Burgruine Isenburg
Highlights
- Die Isenburg ist die zweitälteste Burgruine im Kreis Neuwied, erbaut um 1100 als Stammsitz der Herren von Isenburg.
- Auf 190 Metern Höhe thront die romanische Höhenburg am Zusammenfluss mehrerer Bäche im Westerwald.
- Seit 2005 engagiert sich der Förderverein für den Erhalt und die barrierefreie Zugänglichkeit der Ruine.
Tipps
- Der rollstuhlgerechte Zugang ermöglicht Besuchern mit eingeschränkter Mobilität einen ungehinderten Zugang zur Burgruine.
- Ein barrierefreier Parkplatz direkt am Eingang erleichtert die Anreise und sichert ausreichend Stellplätze für Besucher.
- Die Lage auf einem 190 Meter hohen Bergvorsprung bietet weite Aussichten über das Tal und die umliegenden Wälder.
Eigenschaften
Burgruine Isenburg – Kulturdenkmal in Isenburg-Siedlung
Die Burgruine Isenburg ist eine der bedeutendsten historischen Stätten im Westerwald und zählt zu den ältesten Burganlagen im Kreis Neuwied. Errichtet auf einem etwa 190 Meter hohen Bergvorsprung oberhalb des Ortes Isenburg-Siedlung, thront sie majestätisch am Zusammenfluss der Bäche Ommels, Wiebels, Iserbach und Saynbach. Die strategisch günstige Lage machte sie einst zu einem wichtigen Machtzentrum der Region.

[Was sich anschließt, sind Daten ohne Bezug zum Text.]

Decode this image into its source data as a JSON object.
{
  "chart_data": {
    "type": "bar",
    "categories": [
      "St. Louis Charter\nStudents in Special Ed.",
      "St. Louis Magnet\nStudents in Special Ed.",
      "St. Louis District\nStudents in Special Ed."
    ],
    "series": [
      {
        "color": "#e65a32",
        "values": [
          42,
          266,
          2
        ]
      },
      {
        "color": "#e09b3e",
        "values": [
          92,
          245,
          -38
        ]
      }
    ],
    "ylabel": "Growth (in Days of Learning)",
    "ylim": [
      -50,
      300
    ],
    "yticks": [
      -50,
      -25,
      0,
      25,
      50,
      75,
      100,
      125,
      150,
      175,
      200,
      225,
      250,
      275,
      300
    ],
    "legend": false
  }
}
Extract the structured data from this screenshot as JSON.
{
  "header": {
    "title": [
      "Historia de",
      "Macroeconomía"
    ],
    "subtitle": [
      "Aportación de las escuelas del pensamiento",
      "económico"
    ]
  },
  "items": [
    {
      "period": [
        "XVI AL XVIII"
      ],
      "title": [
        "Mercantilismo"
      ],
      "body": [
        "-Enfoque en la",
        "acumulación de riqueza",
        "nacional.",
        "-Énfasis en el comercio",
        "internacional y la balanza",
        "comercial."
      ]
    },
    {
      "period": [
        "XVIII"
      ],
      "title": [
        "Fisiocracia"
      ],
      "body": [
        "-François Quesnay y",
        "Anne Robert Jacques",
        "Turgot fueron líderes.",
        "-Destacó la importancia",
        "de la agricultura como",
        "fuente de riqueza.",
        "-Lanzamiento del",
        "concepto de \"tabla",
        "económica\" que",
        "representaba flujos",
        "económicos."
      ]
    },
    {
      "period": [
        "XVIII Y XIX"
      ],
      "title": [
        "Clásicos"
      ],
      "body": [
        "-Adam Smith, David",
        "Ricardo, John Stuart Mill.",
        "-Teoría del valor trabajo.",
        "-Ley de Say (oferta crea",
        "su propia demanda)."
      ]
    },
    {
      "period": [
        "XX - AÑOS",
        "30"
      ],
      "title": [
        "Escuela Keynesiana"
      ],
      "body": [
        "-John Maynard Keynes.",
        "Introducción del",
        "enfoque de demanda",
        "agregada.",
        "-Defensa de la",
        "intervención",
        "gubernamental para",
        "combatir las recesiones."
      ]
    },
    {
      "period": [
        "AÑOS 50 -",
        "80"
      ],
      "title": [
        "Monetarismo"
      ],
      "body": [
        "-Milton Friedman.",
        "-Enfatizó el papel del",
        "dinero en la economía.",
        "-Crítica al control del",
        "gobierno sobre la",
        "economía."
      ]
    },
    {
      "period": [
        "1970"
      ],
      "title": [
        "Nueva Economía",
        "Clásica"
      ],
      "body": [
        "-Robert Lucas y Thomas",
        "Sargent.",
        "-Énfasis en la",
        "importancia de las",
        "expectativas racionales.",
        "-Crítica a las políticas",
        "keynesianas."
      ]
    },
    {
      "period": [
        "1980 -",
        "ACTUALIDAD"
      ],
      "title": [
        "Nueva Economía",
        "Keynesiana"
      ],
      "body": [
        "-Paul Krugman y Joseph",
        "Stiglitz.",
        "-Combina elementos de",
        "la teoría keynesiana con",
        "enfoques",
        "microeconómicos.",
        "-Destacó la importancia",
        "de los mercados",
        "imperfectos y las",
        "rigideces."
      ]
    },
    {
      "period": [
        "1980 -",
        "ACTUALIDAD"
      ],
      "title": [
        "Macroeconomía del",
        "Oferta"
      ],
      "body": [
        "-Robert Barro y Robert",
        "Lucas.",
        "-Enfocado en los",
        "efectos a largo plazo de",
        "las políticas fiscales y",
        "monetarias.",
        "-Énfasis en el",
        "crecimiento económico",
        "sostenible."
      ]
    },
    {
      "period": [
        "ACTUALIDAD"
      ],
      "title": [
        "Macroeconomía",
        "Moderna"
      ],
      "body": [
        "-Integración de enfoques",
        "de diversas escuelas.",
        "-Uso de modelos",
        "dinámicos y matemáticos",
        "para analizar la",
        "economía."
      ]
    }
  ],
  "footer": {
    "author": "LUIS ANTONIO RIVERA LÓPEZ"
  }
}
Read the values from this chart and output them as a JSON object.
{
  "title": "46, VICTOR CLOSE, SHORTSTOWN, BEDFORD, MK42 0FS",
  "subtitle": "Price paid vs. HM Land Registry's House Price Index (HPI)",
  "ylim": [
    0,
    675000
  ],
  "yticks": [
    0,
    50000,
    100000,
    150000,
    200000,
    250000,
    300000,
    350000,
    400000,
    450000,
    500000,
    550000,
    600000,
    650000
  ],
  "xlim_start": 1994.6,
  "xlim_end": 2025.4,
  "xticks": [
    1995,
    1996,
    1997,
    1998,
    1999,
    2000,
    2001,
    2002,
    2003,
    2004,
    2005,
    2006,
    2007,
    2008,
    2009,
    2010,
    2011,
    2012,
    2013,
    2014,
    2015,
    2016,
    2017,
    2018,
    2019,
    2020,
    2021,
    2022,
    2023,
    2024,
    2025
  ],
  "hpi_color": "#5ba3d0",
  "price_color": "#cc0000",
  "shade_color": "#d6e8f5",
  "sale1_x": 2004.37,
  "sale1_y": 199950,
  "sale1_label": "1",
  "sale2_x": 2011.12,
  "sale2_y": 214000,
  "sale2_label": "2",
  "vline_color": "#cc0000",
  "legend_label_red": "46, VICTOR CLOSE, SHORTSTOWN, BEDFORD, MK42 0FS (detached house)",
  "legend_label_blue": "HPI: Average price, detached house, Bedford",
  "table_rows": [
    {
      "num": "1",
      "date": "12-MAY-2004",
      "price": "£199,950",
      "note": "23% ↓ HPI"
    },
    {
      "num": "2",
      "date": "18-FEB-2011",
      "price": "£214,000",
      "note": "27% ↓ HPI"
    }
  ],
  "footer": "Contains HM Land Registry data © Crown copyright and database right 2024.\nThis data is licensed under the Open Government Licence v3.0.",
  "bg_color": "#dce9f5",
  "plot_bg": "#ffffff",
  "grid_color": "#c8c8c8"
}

Die romanische Höhenburg wurde vermutlich um das Jahr 1100 von den Herren von Isenburg als Stammsitz ihrer Grundherrschaft errichtet. Das Geschlecht selbst wird bereits 1103 urkundlich erwähnt, wobei die Burg als Teil der Besitzungen der Abtei Fulda entstand. Über Jahrhunderte war die Anlage ein prägender Ort der regionalen Geschichte: Im 12. und 13. Jahrhundert beherbergte sie vier bedeutende Wohnhäuser – das isenburgische Haus, das Kobernhaus, das Haus Wied sowie das Frauen- oder Runkelsche Haus. Selbst im 17. Jahrhundert war die Burg noch bewohnt, doch nach 1625 erfolgte kein Wiederaufbau mehr, sodass sie allmählich verfiel.
Heute ist die Ruine ein Zeugnis mittelalterlicher Architektur und regionaler Geschichte. Der Förderverein Freundeskreis der Isenburg, seit 2005 aktiv, setzt sich für den Erhalt und die Wiederzugänglichkeit der Anlage ein. Die Burgruine bietet nicht nur einen faszinierenden Einblick in die Vergangenheit, sondern auch atemberaubende Aussichten über die umliegende Landschaft. Mit rollstuhlgerechtem Zugang und Parkplatz ist sie zudem für alle Besucher leicht erreichbar.
Als zweitälteste Burg im Kreis Neuwied verbindet die Isenburg Geschichte, Natur und Kultur zu einem einzigartigen Erlebnis. Ob für Geschichtsinteressierte, Wanderer oder Familien – die Ruine lädt zum Verweilen und Staunen ein. Die Umgebung mit ihren malerischen Bachtälern und dem Westerwald-Hintergrund rundet den Besuch zu einem besonderen Ausflugsziel ab.